Como toda élite, la gerontocracia precisa de la construcción de un relato sociológico que legitime su posición de predominio. Es por ello que sus venerables integrantes a menudo hacen hincapié en la gastada leyenda negra de la generación boba: “Claro que a nosotros los mayores nos gustaría ceder la guardia, pero lamentablemente no observamos en los jóvenes la intención de tomarse las cosas en serio, de madurar psicológicamente y aceptar los rigores del paso del tiempo”. Llama la atención, sin embargo, que quienes esgrimen semejante argumento no salen del consultorio de un cirujano plástico ni pelan una sesión de bailoterapia.
A esta nada despreciable inconsistencia debemos agregar el manejo oportunista que los sexagenarios hacen de su edad. Cuando desprevenidamente incurrimos en el agravio de recordarles su fecha de nacimiento brincan airados para aclararnos en términos inamistosos que ellos se encuentran en la flor de la vida y lo suyo no es otra cosa que una juventud prolongada. Pero a la hora de esquivar una cola bancaria, pagar la tarifa preferencial de un servicio o gozar de una pensión de vejez los otrora chamines no dudan en abrazar su condición de personas de la tercera, cuarta o hasta octava edad...
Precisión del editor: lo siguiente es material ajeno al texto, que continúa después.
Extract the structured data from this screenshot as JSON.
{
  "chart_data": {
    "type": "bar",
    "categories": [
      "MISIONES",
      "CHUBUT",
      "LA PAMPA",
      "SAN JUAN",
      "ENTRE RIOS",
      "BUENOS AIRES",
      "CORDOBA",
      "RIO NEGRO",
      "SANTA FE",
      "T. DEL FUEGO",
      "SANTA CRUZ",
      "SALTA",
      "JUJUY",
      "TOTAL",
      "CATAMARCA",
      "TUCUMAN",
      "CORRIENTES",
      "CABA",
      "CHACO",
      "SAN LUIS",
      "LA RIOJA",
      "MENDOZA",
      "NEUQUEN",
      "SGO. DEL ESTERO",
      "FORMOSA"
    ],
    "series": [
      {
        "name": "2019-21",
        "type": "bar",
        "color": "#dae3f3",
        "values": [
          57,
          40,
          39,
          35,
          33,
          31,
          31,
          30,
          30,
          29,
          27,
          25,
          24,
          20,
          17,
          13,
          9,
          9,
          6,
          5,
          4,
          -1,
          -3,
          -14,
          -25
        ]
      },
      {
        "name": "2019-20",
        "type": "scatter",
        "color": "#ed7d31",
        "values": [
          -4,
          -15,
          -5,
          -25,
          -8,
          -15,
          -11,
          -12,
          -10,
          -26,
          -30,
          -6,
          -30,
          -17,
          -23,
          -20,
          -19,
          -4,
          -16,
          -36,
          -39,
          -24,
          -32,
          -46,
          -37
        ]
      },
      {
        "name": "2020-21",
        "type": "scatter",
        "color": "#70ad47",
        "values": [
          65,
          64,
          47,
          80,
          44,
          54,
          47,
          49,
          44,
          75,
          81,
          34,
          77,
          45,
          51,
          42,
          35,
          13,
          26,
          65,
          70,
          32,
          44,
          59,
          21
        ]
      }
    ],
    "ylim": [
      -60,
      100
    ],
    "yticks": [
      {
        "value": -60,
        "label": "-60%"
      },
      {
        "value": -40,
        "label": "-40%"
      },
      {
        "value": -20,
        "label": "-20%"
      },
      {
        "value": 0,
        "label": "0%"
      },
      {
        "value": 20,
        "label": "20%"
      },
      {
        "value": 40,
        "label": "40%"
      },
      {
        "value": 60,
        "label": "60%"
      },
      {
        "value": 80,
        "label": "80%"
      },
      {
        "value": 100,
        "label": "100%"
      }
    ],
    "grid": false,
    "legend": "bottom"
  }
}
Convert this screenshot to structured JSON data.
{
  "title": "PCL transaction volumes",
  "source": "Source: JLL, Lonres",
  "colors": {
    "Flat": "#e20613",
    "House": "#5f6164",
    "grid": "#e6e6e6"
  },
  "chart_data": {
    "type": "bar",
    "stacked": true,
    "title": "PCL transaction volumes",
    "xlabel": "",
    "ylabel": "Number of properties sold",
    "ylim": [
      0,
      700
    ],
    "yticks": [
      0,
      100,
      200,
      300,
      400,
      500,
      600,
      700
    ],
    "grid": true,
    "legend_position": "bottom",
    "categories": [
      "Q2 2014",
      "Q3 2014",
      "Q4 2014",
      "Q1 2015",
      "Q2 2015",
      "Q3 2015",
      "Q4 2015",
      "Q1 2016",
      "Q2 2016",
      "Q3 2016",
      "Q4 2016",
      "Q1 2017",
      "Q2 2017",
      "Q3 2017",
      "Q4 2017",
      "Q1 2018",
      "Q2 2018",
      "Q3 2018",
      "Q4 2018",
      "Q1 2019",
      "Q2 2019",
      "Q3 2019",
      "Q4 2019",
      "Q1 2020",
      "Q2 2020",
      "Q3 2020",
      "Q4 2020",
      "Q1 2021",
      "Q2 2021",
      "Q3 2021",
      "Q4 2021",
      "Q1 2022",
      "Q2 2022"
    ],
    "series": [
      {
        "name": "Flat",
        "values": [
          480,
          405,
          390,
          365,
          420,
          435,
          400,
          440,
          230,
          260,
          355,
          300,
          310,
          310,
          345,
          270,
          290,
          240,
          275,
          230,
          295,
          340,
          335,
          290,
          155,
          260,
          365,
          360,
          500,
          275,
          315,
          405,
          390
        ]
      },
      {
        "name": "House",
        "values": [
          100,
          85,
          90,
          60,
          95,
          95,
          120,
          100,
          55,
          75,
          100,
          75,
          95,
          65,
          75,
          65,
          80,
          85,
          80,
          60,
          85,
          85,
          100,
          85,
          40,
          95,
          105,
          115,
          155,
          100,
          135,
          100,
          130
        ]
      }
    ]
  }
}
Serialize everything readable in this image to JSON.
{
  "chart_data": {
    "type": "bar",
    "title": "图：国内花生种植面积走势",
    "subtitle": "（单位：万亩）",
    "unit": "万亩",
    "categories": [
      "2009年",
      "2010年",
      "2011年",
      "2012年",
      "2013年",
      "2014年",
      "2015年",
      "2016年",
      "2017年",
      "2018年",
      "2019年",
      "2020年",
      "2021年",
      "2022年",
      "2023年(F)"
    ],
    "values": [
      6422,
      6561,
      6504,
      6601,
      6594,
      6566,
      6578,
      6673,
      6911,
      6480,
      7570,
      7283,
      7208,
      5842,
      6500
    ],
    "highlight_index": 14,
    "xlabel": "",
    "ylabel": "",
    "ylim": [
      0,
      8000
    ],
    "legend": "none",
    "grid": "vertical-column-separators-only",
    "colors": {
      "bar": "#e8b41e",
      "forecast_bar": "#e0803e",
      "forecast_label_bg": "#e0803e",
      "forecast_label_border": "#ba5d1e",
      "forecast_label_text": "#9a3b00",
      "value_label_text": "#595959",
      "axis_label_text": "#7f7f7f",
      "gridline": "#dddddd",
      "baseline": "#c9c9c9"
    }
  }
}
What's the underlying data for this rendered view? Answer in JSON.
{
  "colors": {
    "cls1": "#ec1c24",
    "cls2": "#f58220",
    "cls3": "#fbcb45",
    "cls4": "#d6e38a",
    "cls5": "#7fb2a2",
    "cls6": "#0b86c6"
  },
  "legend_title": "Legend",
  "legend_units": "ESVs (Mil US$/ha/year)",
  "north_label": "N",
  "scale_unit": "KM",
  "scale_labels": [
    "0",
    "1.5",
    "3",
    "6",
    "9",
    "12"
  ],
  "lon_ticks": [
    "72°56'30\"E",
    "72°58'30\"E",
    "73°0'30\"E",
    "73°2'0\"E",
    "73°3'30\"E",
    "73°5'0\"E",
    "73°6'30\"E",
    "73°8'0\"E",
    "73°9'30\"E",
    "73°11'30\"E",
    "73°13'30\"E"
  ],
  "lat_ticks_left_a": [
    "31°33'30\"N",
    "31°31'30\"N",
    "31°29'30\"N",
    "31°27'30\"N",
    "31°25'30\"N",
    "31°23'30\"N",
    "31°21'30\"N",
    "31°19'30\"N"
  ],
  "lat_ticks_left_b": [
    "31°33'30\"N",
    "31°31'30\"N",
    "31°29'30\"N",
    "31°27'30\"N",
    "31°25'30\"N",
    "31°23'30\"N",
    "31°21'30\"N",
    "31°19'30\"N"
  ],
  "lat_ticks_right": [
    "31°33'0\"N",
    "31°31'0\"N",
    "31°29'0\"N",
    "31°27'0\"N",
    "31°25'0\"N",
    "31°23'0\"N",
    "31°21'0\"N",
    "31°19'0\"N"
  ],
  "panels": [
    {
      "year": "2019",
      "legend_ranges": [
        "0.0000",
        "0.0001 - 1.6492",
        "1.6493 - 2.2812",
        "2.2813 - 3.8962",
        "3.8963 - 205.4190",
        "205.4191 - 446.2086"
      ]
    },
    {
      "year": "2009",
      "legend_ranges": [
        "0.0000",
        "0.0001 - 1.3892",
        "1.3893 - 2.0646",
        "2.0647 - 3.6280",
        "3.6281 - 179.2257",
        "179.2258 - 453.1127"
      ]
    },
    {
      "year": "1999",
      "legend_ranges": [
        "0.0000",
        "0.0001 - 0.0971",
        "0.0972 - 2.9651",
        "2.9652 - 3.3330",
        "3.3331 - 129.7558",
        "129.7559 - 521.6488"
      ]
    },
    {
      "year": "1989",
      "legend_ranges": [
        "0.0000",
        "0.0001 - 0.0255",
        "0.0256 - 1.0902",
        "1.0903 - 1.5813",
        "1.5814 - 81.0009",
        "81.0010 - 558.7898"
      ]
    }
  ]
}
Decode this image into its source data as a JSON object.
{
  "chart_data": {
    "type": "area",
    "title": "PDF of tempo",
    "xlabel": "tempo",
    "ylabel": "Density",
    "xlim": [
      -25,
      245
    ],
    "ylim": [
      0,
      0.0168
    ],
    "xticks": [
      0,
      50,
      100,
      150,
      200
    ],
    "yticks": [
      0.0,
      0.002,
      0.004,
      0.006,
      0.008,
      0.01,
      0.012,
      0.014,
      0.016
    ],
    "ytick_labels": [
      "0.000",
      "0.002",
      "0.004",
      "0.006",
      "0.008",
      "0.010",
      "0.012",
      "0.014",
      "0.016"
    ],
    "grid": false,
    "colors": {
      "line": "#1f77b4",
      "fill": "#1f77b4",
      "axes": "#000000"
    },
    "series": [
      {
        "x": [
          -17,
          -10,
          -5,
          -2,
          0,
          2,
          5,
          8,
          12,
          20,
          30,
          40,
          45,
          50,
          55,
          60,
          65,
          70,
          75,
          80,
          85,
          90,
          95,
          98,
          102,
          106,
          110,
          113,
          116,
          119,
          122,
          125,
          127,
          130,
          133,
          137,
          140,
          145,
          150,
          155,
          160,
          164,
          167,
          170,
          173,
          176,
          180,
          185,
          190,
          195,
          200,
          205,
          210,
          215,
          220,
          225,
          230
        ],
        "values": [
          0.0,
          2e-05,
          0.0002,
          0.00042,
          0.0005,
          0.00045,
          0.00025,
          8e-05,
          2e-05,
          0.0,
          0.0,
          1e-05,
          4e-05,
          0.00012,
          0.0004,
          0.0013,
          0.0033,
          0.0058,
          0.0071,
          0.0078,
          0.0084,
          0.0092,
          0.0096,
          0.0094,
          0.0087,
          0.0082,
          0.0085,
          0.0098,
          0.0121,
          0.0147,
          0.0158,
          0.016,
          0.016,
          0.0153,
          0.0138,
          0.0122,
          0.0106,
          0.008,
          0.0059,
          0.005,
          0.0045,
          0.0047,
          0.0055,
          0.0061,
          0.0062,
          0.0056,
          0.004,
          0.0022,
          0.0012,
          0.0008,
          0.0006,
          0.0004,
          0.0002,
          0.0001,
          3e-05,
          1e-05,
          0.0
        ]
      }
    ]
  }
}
Diariamente observamos como muchos sujetos experimentados se afanan por hacer pasar la vulgar maña por sabiduría milenaria. Sólo que el truquito ingenioso es pirausta que vive únicamente en el fuego de la tribu. Su configuración no tolera la brisa renovadora de los tiempos modernos.
Ya lo dijo Oscar Wilde: “La experiencia no tiene valor ético alguno, es simplemente el nombre que le damos a nuestros errores”.